You were looking forward (19:57)

I probably wasn't able to actually take that path. Right. There's no need to feel sorry for me from this conversation. These are just facts. That existed. So as her and I's conversation continued on and I'm sitting across the room from her as far away as possible, I agree to dismantle the gun and give it to her as well as the ammunition because I don't need it. I don't need it around. I don't really want to hurt myself. I'm convinced enough in those moments at least there's a chance of something better for my life. And I get to continue and live another day. I share this story because the same type of story was had by another man with me just a few days back.


Momentary pain & ending your life (20:41)

That he literally thought that ending his life would be a better opportunity than continuing on because of the decisions that he had made. I share all that because as I sit here with you listening and or watching, had I made that decision, this moment doesn't happen. Had I made that decision, the millions of lives that I've already impacted don't ever get touched. Had I made that decision, the beautiful, caring, loving, compassionate wife and incredible daughter that I have now, I would have never got to meet. The momentary pain that was going through me, that was coursing through my veins with such a voracious pace, was not worth ending my life for. But in the heat of the moment, that's where my mindset was at. You see, no matter how bad something is that you're going through right now, no matter the financial dire straits you feel like you're in, no matter the relationship you're having with your wife or husband or lack thereof, no matter how alone you feel, how void of love, how unworthy of all the above that you really feel, I can assure you with complete certainty from my current vantage point in life, that's just not true. You see, had I taken that way out, the weak way out, the coward's way out, none of this would have existed. Seven, eight, nine years of my life that I've now gotten to live and much to the fullest of my ability would have been struck off the list.

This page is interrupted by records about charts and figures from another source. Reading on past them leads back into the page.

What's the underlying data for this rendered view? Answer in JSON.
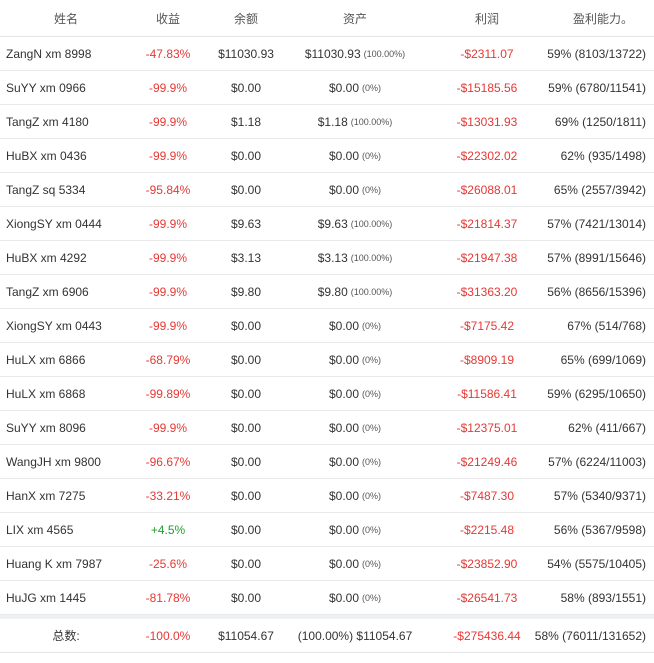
{
  "header": {
    "name": "姓名",
    "gain": "收益",
    "balance": "余额",
    "assets": "资产",
    "profit": "利润",
    "win_rate": "盈利能力。"
  },
  "rows": [
    {
      "name": "ZangN xm 8998",
      "gain": "-47.83%",
      "gain_sign": "neg",
      "balance": "$11030.93",
      "assets": "$11030.93",
      "assets_pct": "(100.00%)",
      "profit": "-$2311.07",
      "win_rate": "59% (8103/13722)"
    },
    {
      "name": "SuYY xm 0966",
      "gain": "-99.9%",
      "gain_sign": "neg",
      "balance": "$0.00",
      "assets": "$0.00",
      "assets_pct": "(0%)",
      "profit": "-$15185.56",
      "win_rate": "59% (6780/11541)"
    },
    {
      "name": "TangZ xm 4180",
      "gain": "-99.9%",
      "gain_sign": "neg",
      "balance": "$1.18",
      "assets": "$1.18",
      "assets_pct": "(100.00%)",
      "profit": "-$13031.93",
      "win_rate": "69% (1250/1811)"
    },
    {
      "name": "HuBX xm 0436",
      "gain": "-99.9%",
      "gain_sign": "neg",
      "balance": "$0.00",
      "assets": "$0.00",
      "assets_pct": "(0%)",
      "profit": "-$22302.02",
      "win_rate": "62% (935/1498)"
    },
    {
      "name": "TangZ sq 5334",
      "gain": "-95.84%",
      "gain_sign": "neg",
      "balance": "$0.00",
      "assets": "$0.00",
      "assets_pct": "(0%)",
      "profit": "-$26088.01",
      "win_rate": "65% (2557/3942)"
    },
    {
      "name": "XiongSY xm 0444",
      "gain": "-99.9%",
      "gain_sign": "neg",
      "balance": "$9.63",
      "assets": "$9.63",
      "assets_pct": "(100.00%)",
      "profit": "-$21814.37",
      "win_rate": "57% (7421/13014)"
    },
    {
      "name": "HuBX xm 4292",
      "gain": "-99.9%",
      "gain_sign": "neg",
      "balance": "$3.13",
      "assets": "$3.13",
      "assets_pct": "(100.00%)",
      "profit": "-$21947.38",
      "win_rate": "57% (8991/15646)"
    },
    {
      "name": "TangZ xm 6906",
      "gain": "-99.9%",
      "gain_sign": "neg",
      "balance": "$9.80",
      "assets": "$9.80",
      "assets_pct": "(100.00%)",
      "profit": "-$31363.20",
      "win_rate": "56% (8656/15396)"
    },
    {
      "name": "XiongSY xm 0443",
      "gain": "-99.9%",
      "gain_sign": "neg",
      "balance": "$0.00",
      "assets": "$0.00",
      "assets_pct": "(0%)",
      "profit": "-$7175.42",
      "win_rate": "67% (514/768)"
    },
    {
      "name": "HuLX xm 6866",
      "gain": "-68.79%",
      "gain_sign": "neg",
      "balance": "$0.00",
      "assets": "$0.00",
      "assets_pct": "(0%)",
      "profit": "-$8909.19",
      "win_rate": "65% (699/1069)"
    },
    {
      "name": "HuLX xm 6868",
      "gain": "-99.89%",
      "gain_sign": "neg",
      "balance": "$0.00",
      "assets": "$0.00",
      "assets_pct": "(0%)",
      "profit": "-$11586.41",
      "win_rate": "59% (6295/10650)"
    },
    {
      "name": "SuYY xm 8096",
      "gain": "-99.9%",
      "gain_sign": "neg",
      "balance": "$0.00",
      "assets": "$0.00",
      "assets_pct": "(0%)",
      "profit": "-$12375.01",
      "win_rate": "62% (411/667)"
    },
    {
      "name": "WangJH xm 9800",
      "gain": "-96.67%",
      "gain_sign": "neg",
      "balance": "$0.00",
      "assets": "$0.00",
      "assets_pct": "(0%)",
      "profit": "-$21249.46",
      "win_rate": "57% (6224/11003)"
    },
    {
      "name": "HanX xm 7275",
      "gain": "-33.21%",
      "gain_sign": "neg",
      "balance": "$0.00",
      "assets": "$0.00",
      "assets_pct": "(0%)",
      "profit": "-$7487.30",
      "win_rate": "57% (5340/9371)"
    },
    {
      "name": "LIX xm 4565",
      "gain": "+4.5%",
      "gain_sign": "pos",
      "balance": "$0.00",
      "assets": "$0.00",
      "assets_pct": "(0%)",
      "profit": "-$2215.48",
      "win_rate": "56% (5367/9598)"
    },
    {
      "name": "Huang K xm 7987",
      "gain": "-25.6%",
      "gain_sign": "neg",
      "balance": "$0.00",
      "assets": "$0.00",
      "assets_pct": "(0%)",
      "profit": "-$23852.90",
      "win_rate": "54% (5575/10405)"
    },
    {
      "name": "HuJG xm 1445",
      "gain": "-81.78%",
      "gain_sign": "neg",
      "balance": "$0.00",
      "assets": "$0.00",
      "assets_pct": "(0%)",
      "profit": "-$26541.73",
      "win_rate": "58% (893/1551)"
    }
  ],
  "total": {
    "label": "总数:",
    "gain": "-100.0%",
    "balance": "$11054.67",
    "assets": "(100.00%) $11054.67",
    "profit": "-$275436.44",
    "win_rate": "58% (76011/131652)"
  },
  "colors": {
    "negative": "#e53935",
    "positive": "#20a032"
  }
}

The dash on my tombstone (22:36)

The dash on my tombstone would have been much smaller. And admittedly in that situation. I don't know if someone would have even come to my funeral. With the way that I had been living. And I truly believe. The quality of a man's life. Or a woman's life. Can be gauged so much by those that mourn them when they're gone. And I don't ever want this to be a morbid show. I don't want you to mourn me when the day comes that I leave. I'd love life to be celebrated, but I know I'm destined for impact. So no, I didn't taste the gun oil in my mouth. I didn't get to that point.

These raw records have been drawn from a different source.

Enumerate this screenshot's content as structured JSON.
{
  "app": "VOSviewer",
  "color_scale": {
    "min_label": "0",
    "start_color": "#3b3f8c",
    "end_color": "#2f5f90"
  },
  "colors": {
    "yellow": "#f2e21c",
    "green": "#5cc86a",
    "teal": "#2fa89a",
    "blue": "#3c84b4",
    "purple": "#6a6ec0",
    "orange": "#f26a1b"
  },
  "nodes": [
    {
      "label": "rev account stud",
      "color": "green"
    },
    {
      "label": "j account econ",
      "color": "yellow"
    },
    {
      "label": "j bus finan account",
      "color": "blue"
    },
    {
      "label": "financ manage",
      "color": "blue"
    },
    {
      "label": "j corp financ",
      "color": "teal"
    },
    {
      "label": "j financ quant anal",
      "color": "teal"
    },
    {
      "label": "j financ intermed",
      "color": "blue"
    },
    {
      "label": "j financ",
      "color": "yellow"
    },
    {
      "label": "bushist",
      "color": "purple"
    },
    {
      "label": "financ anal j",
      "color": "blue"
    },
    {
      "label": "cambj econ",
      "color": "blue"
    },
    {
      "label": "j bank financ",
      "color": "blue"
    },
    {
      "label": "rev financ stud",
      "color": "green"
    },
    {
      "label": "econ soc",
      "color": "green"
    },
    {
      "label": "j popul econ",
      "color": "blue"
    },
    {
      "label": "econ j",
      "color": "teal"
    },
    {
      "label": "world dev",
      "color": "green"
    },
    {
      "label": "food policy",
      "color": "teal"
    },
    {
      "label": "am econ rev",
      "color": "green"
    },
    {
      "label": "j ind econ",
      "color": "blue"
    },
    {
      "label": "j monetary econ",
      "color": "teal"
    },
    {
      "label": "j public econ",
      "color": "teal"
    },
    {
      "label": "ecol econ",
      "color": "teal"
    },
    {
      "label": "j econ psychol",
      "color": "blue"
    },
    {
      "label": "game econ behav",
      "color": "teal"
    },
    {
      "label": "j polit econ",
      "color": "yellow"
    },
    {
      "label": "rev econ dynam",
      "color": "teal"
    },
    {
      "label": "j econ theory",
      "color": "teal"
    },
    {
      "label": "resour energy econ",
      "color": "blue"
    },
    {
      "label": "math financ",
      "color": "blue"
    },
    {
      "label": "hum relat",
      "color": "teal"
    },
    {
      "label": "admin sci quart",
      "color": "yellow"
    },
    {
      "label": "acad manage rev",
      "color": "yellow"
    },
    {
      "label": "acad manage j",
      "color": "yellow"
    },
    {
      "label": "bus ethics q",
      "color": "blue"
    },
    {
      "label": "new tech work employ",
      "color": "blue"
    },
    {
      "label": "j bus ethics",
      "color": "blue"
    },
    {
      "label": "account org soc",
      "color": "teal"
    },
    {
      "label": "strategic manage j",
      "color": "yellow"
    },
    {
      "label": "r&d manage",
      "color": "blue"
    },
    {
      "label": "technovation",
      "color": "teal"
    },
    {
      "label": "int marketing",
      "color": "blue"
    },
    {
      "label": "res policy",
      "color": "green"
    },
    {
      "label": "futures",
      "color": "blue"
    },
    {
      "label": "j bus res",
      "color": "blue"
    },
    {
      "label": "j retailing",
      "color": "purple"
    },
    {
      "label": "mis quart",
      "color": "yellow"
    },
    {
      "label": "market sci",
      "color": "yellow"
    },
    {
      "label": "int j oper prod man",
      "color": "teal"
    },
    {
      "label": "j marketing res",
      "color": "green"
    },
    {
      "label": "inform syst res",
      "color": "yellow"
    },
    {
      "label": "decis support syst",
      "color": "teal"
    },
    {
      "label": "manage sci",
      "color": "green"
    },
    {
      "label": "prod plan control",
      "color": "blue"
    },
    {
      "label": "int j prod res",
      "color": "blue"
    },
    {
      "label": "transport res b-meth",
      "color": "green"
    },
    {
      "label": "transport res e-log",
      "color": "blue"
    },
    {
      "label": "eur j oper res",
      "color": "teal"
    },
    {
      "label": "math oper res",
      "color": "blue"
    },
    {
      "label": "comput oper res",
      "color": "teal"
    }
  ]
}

Overcoming Selective Memory Loss

Breaking the Selective Memory Loss (23:16)

No, I didn't have a misfire. No, it wasn't that catastrophic, right? There's all these stories that I've heard others tell. But until this conversation was had with this individual, I forgot all about this moment. I'll call it selective memory loss. I'll call it fear of addressing what really went on I'll call it shame in the fact that I wasn't proud of not only what I did leading up to that moment but also the way that I handled the moment as a whole but nonetheless it existed and I'm honored at the fact that I get to sit here every day and share a life lesson with you that hopefully presents a new perspective. That maybe opens just a crease in the door. To the window of opportunity. Of the next season of your life. Because there are plenty of dark times before there's light. And even as someone now that is in light times consistently, there's still moments of darkness. No matter what those moments look like, no matter what happens, I can promise you someone actually cares. And someone cares so much, that person is me, that I'm encouraging you when you have those bad days, when you feel like hope is lost, when you don't know how to continue, think of this very conversation and the fact of me not doing that has led you here. And know that when you decide to step into that level of your own awareness, it's going to put you in the position later in life to get shit done.